Only 31% of UK companies had conducted a cyber-risk assessment and only 15% of them had formal plans to manage cybersecurity incidents. *
Cyberattacks continue to increase and become more sophisticated every year, especially with the advent of AI. Since the launch of ChatGPT, in 2022, phishing attacks in the form malicious emails have risen by 4,151%**. Businesses must adapt their cyber resilience standards to withstand these attacks.
Conor O’Neill shares his knowledge and expertise with businesses and HR departments on how to improve their cyber resilience by 2025.

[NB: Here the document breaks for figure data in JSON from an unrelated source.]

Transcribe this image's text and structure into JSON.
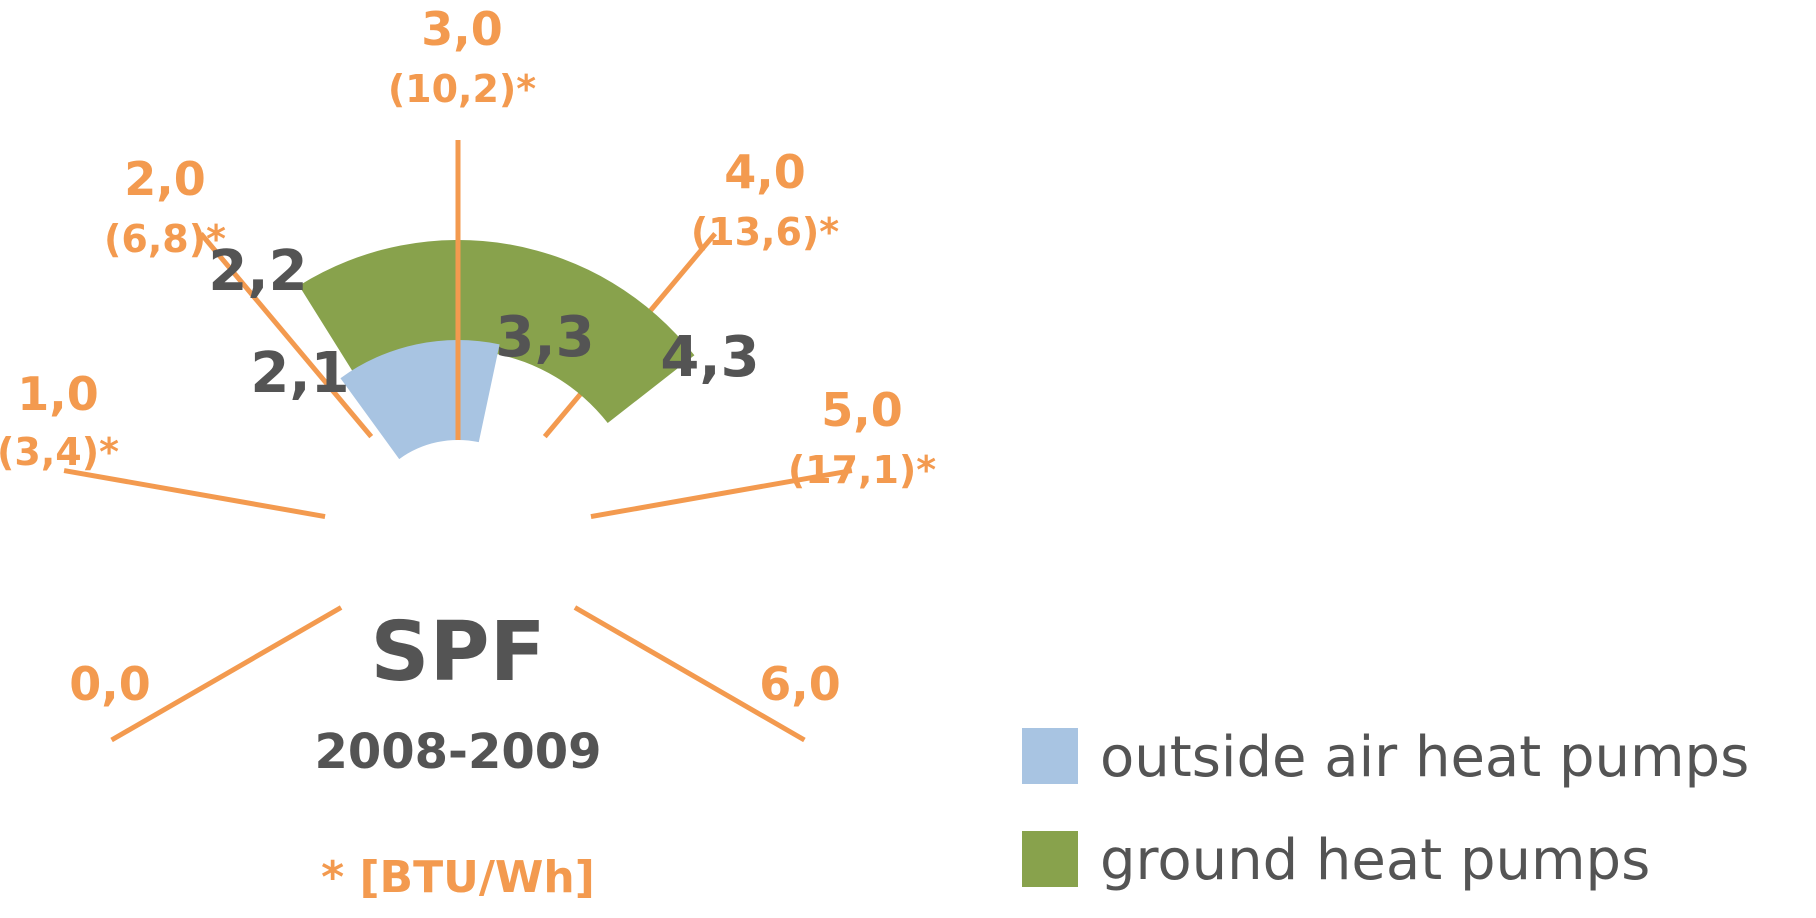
{
  "chart_data": {
    "type": "gauge",
    "title": "SPF",
    "subtitle": "2008-2009",
    "unit_note": "* [BTU/Wh]",
    "scale": {
      "min": 0,
      "max": 6,
      "ticks": [
        {
          "value": 0,
          "label": "0,0",
          "secondary": ""
        },
        {
          "value": 1,
          "label": "1,0",
          "secondary": "(3,4)*"
        },
        {
          "value": 2,
          "label": "2,0",
          "secondary": "(6,8)*"
        },
        {
          "value": 3,
          "label": "3,0",
          "secondary": "(10,2)*"
        },
        {
          "value": 4,
          "label": "4,0",
          "secondary": "(13,6)*"
        },
        {
          "value": 5,
          "label": "5,0",
          "secondary": "(17,1)*"
        },
        {
          "value": 6,
          "label": "6,0",
          "secondary": ""
        }
      ]
    },
    "series": [
      {
        "name": "outside air heat pumps",
        "color": "#a8c4e2",
        "from": 2.1,
        "to": 3.3,
        "from_label": "2,1",
        "to_label": "3,3"
      },
      {
        "name": "ground heat pumps",
        "color": "#88a24c",
        "from": 2.2,
        "to": 4.3,
        "from_label": "2,2",
        "to_label": "4,3"
      }
    ],
    "legend_position": "bottom-right",
    "tick_color": "#f39a4f",
    "text_color": "#545454"
  }
}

What is cyber resilience? Why is it important
Cyber resilience includes all aspects of cybersecurity, including defence and response. Both complement each other and form a solid foundation to combat cyber attacks, both in preventative measures and reactive ones.
Cyber resilience is the sum of all aspects of cyber security, including the ability to monitor, prevent, respond and react, and contain an attack. It provides a more comprehensive protection against new threats while empowering organizations to manage potential network risks effectively and efficiently.
Here’s a list of ways you can increase cyber resilience among your employees:
Training staff
According to the Government’s Cybersecurity Breaches Survey 2023 ***,, only 17% businesses train their employees in cybersecurity.
It is important to educate employees about cybersecurity, and not just the IT department. This will increase cyber resilience throughout your company. Employees must understand their role in risk management, incident response and planning. This will improve the overall security posture of your organisation.
Research shows that despite the increasing use of AI in cyber attacks, human error is still the biggest threat ****. Your workforce should be trained on phishing, two-factor authentication and password hygiene. These topics will help to secure the fundamental defence of your organisation.
Businesses should make it a priority to provide cybersecurity training for their staff, and keep the programme updated as the threat landscape changes. Staff cybersecurity training should be conducted at least once per year. Smaller training sessions can then be offered as needed. Employee education is a key component of any business’s cyber defence. This is especially true when it comes cyber resilience.
Self-assessment
Self-monitoring is a key element in ensuring that your cyber defence system is up to date. AI’s ability to scan and monitor your network continuously to alert you of potential threats is one of the biggest benefits of recent increases in the use.
This continuous aspect is crucial. For large companies with extensive data, systems that provide real-time insights into the threat landscape are essential to achieving full visibility.
Businesses should also regularly test their cyber resilience and response by simulating attacks. This allows companies to assess a variety of factors, such as the response time for incidents, employee participation and success with phishing traps. After assessing the effectiveness of these simulated attacks, companies can evaluate their progress and determine which aspects of their security setup need to be improved.
Incident response training
It’s important to identify, monitor and analyse potential threats. But the way you respond to them is equally as crucial. For a business to be truly resilient in the face of cyber threats, it must have an effective incident response plan.
As part of the plan, employees are given the knowledge and tools to deal with an incident. Businesses often choose to simulate and conduct drills in order to put employees under pressure. These scenarios will simulate a real attack (i.e. These scenarios will mimic a real attack (i.e.
Communication is the most important part of a plan for incident response. A clear and concise communication line is essential. To save time, employees must be able to identify who they should report an incident to and how best to do so.
Cyber resilience is not about preventing, but rather responding. It is important to educate the workforce in order to develop a comprehensive Incident response plan. This will allow staff to efficiently and effectively report any threats in order to contain them to the maximum extent possible before responding, minimising risk for potential exploitation.
The original version of this article Cyber resilience at work: How to increase cyber resilience appeared first on HR News.